Por outro lado, temos ameaças de Bruxelas nesta transição energética, da implementação do Green Deal, da Estratégia do Prado ou Prato, do PEPAC, de uma crescente pressão do ambiente sobre a agricultura e a pecuária, com impactos na produção, os ataques sucessivos à produção e consumo de bens de origem
animal ou novas abordagens legislativas como a relativa às cadeias livres de desflorestação, o bem-estar animal ou “o fim das gaiolas”, que tenderão a colocar em causa a competitividade e sustentabilidade da Fileira, tal como a conhecemos hoje.
É, pois, urgente uma abordagem de base científica e reconhecer a importância da atividade na economia circular, de que fomos pioneiros enquanto setor, o contributo da pecuária no desenvolvimento equilibrado no território, na fixação de pessoas no interior, no futuro do Mundo Rural. A relevância da agropecuária na produção de alimentos e na sua valorização, no mercado interno e externo.

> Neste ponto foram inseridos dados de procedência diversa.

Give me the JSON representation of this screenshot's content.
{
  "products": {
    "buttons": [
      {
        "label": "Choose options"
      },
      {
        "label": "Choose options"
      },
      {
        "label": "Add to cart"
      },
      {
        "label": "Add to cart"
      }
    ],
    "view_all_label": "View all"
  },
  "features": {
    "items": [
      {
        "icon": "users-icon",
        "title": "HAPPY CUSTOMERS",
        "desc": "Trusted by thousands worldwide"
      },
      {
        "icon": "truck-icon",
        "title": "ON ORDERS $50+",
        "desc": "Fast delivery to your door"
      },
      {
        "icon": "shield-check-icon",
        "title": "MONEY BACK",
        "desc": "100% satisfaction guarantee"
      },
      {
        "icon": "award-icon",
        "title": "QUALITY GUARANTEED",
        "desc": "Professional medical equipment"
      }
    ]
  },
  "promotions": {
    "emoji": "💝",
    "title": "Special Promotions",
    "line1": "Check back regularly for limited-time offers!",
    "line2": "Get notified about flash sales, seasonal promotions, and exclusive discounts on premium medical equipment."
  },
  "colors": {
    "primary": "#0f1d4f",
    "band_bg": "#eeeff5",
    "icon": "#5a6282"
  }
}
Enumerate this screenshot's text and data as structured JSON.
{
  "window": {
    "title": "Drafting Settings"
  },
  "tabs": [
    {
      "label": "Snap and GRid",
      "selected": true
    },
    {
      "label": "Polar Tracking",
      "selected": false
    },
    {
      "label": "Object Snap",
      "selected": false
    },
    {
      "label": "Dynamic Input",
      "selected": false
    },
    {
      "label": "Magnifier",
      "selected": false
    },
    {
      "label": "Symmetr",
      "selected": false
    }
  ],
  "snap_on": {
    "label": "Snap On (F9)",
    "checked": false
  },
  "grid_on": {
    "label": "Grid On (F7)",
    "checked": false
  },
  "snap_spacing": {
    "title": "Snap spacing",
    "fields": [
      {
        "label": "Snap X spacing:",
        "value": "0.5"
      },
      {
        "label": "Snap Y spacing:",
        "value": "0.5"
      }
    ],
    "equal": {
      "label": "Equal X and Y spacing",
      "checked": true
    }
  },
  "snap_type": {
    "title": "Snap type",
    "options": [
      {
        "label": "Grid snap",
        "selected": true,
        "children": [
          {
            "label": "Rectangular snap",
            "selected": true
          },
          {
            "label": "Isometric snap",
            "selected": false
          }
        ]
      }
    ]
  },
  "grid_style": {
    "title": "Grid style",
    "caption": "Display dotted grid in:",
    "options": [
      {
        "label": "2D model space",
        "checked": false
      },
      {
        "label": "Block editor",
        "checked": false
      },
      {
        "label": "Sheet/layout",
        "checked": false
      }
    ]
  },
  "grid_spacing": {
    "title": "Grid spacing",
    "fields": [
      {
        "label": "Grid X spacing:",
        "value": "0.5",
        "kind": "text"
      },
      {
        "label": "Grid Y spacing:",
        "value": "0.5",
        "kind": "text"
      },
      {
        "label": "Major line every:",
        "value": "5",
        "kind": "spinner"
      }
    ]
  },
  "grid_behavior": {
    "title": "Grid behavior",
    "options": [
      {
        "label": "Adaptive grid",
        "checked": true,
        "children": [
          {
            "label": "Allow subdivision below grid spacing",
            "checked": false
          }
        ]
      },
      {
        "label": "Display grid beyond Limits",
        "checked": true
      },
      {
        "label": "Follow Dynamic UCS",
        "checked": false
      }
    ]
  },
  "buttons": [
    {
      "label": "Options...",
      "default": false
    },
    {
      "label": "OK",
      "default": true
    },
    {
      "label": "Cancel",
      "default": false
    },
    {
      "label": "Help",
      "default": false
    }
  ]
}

Aparentemente, o que conhecemos de Bruxelas, é um claro retrocesso civilizacional que só pode ser travado pela inovação, conhecimento, investigação, interligando as empresas, com a academia e a investigação. Em nome da verdade e de uma escolha livre, informada e consciente.
É precisamente isso que a Indústria da alimentação animal, seja pela criação do FeedInov, seja em ligação com a FEFAC (GFLI, pegada ambiental, estratégias nutricionais sustentáveis), as iniciativas em que a IACA está envolvida no quadro dos PRR (InsectERA, economia circular, resistência antimicrobiana) ou o nosso papel na elaboração do regime ecológico do PEPAC sobre a eficiência alimentar, demonstram que o setor continuará ativo, empenhado e resiliente.
Porque sabemos que podemos ser e somos parte da solução.
Essa é certamente a única certeza para este e para os próximos anos.
A de que a Sociedade, mas sobretudo a pecuária, podem contar com a Indústria da Alimentação Animal.